The Furies grew out of a a lifetime of discussions with strong women that exposed all the ways in which women are not only silenced but discouraged from expressing a full range of emotions, particularly those deemed “masculine.” It turns out that anger, for women, is especially ill-advised.

Yet, the reasons for women to be angry are myriad. Displays of gender inequality are everywhere: cat-calling on the street, trolls on the internet, harassment on the job, domestic abuse, the wage gap, rape culture, the restrictive nature of reproductive rights. And then there are the more subtle forms of sexism: prohibitive stereotypes (the nag, the bitch, etc.), dismissal of female intelligence, lack of support for mothers, and, for aging or ‘unattractive’ women, a special treat: invisibility.

Aristotle talked about ‘appropriate anger’ and how moral indignation, if expressed at the right time and for the right reason and towards the right entity, is a sign of virtue. He was, of course, talking about men, not women, but in The Furies, I apply these concepts to women. I wanted to reassign women the virtue taken away from them when their angry and upset voices are silenced.

To be clear, The Furies isn’t a series about ‘women on the edge’ or ‘women melting down.’ Anger is natural. Anger is inevitable. And anger, despite its negative connotations, is useful: it is the disruptive muscle of the rebel, the society-changer. If channeled appropriately, it can be used to identify what we value, what we’re willing to take risks for. In this series, I explore the potentially transcendent power of women’s anger, and the dangers of repressing it.

Originally The Furies was created as a narrative series focused on a range of women of different backgrounds and ages, set in the Chicago dance world. Due to funding constraints, however, I kept the dancing and used the narrative to inform the resulting five dance films, which explore how each character’s inner struggle manifests in movement. For this endeavor, I hired three incredibly talented female choreographers (Paige Caldarella, Erin Kilmurray, and Kaitlin Webster) with different styles and aesthetics to set movement on five female dancers, who also would have played the main characters in the narrative version of the series.

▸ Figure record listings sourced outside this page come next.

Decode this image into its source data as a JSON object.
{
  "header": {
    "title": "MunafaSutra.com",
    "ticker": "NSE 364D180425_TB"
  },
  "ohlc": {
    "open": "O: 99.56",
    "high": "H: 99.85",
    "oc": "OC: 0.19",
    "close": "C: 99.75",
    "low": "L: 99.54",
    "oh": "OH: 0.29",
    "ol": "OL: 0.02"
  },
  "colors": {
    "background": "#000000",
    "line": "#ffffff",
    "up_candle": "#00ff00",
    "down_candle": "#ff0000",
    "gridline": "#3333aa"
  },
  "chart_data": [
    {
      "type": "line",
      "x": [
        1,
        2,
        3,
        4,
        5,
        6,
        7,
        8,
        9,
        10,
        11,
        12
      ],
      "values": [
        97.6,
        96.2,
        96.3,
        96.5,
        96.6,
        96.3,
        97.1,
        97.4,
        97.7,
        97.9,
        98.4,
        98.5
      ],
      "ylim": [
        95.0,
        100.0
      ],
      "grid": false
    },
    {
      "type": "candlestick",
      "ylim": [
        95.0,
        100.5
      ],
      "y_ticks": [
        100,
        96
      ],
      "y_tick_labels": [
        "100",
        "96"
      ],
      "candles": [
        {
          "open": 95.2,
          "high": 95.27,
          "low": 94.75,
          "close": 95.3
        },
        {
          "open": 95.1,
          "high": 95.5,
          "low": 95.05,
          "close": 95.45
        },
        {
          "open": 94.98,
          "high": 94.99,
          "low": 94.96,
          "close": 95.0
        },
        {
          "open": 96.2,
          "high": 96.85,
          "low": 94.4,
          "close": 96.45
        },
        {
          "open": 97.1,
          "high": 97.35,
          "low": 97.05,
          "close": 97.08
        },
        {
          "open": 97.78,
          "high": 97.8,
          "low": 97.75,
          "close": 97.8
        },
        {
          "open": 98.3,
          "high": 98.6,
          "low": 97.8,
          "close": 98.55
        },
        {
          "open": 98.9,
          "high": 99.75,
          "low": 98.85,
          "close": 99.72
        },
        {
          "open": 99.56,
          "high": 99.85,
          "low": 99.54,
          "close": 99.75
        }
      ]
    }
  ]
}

With each choreographer, I either shared the script or told her stories about the character she’d be setting work on. This allowed us to discuss evocative themes and imagery that would shape the choreography. Similarly, I worked with each dancer on her character, exploring her inner conflicts and strivings, along with the ways that her anger over the daily indignities all women endure affects her life. With each individual woman, choreographers and dancers alike, this was a conversation about what it’s like to move through life as a woman and what it could be like if, for a brief moment, she was allowed to express the frustration that’s been growing since her consciousness awoke. What resulted was an intimate series of personal-professional conversations that shaped the dance and the work as a whole. Working with my female collaborators in this way allowed us all to be our complete, authentic selves, to be people and artists at the same time.

What's next for you or your series?

I’m interested in evolving my artistic practice. I will continue the shift from narrative web series like Full Out to dance series like The Furies. Over the next year, I will be working on another dance-focused project called If Left Unchecked with choreographer Paige Caldarella and dancers Jess Duffy and Keyierra Collins.

In terms of web series, I’ve co-written and am directing two episodes of a sexy adult sex-ed series called F*ck Yes, which showcases positive, realistic situations in which adults negotiate what they want out of sexual situations.

I’m also currently writing a series of essays called How Not to Overthrow a Dictator about an 8-year span in my career as a public high school teacher in Chicago, during which my school was run by a petty, educrat tyrant, and in which I explore the frightening parallels to the current presidential administration and all of the ways that the resistance at my school tried and, unfortunately, failed to come out on top.

If you are currently involved in another Open TV project please speak about the connection here.

My previous series Full Out, a queer dance series focused on the lives of Chicago dancers, lives on OpenTV and was very much the initial inspiration for The Furies.